Felicitas Thun-Hohenstein, 1963 in Klagenfurt geboren, Kunsthistorikerin, Professorin und nun designierte Kuratorin des nächsten Österreich-Beitrags bei der Kunstbiennale in Venedig

Foto: Alfred Morina

"Ich will was!" Eine klare Haltung zu kommunizieren, das ist Felicitas Thun-Hohenstein extrem wichtig. Und dieser Haltung ist es auch zu verdanken, dass Thomas Drozda die 53-jährige Kunsthistorikerin für die Kunstbiennale von Venedig 2019 als Kuratorin bestellt hat. Ein "Traumprojekt", das ihr ermöglicht, die Geschlechter-Schieflage zu beenden und endlich eine Künstlerin einzuladen, den gesamten Österreich-Pavillon zu bespielen.

"Man muss sich einmal vorstellen", sagt sie, "die tollsten österreichischen Künstlerinnen waren immer nur in Gruppenausstellungen in Venedig präsent." Es geht ihr nicht um Kosmetik, Solopräsentationen haben schlichtweg für das Werk von Künstlerinnen und Künstlern größere Nachhaltigkeit.

Thun-Hohenstein entspricht mit dem eingeleiteten Wendepunkt nun aber nicht einfach einer vielerorts formulierten Forderung. Nein, feministische und genderspezifische (aber auch performative) Fragen entsprechen ihrer Praxis der Lehre und des Ausstellungsmachens. Seit 2000 unterrichtet die gebürtige Klagenfurterin, die an der Sorbonne in Paris und in Wien studierte und nur entfernt mit Mak-Chef Christoph Thun-Hohenstein verwandt ist, an der Akademie der bildenden Künste Wien.

Freude über das Wachsen von Künstlerinnen

2005 wurde sie Professorin für Kunst- und Kulturwissenschaften. Als 2011 der Rektorsposten neu besetzt wurde, war sie Teil des Dreiervorschlags. An der Hochschule nun schon mehreren Generationen von Künstlerinnen "beim Wachsen" zuzusehen, sieht Thun-Hohenstein als besonderes Privileg. Mit Kerstin von Gabain und Toni Schmale erhalten etwa just diese Woche zwei Künstlerinnen ihres Ausstellungsprojekts Pro(s)thesis (2017) mit dem Kardinal-König- bzw. Otto-Mauer-Preis sehr renommierte Auszeichnungen.

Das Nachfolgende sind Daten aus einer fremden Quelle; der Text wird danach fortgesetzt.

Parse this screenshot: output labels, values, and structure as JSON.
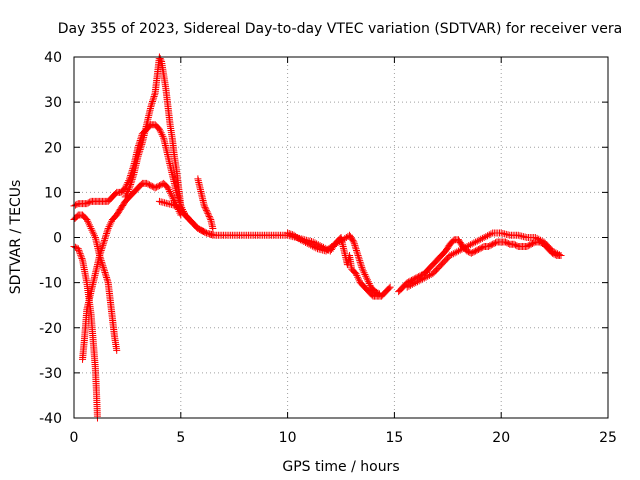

Ihre Dissertation hat die Mutter zweier erwachsener Kinder (die Tochter, 23, ist Kamerafrau, der Sohn, 22, studiert Medizin) allerdings zum Werk eines Mannes verfasst: Dieter Roth. Als Geistesverwandter der Dadaisten entspricht der Aktions- und Objektkünstler aber sicher Thun-Hohensteins Vorliebe für die rebellierende Avantgarde: "Das Denken wider das Denken" sei etwas, was sie grundsätzlich suche und schätze. Bei Cathrin Pichler, der 2012 verstorbenen Kuratorin, deren Archiv Thun-Hohenstein an die Akademie holte, wurde sie sicherlich fündig. Pichler, eine "charismatische Denkerin", war ihr Mentorin und Role-Model, und auch sie "hatte einen großen Willen zum Tun und zum Handeln". (Anne Katrin Feßler, 26.11.2017)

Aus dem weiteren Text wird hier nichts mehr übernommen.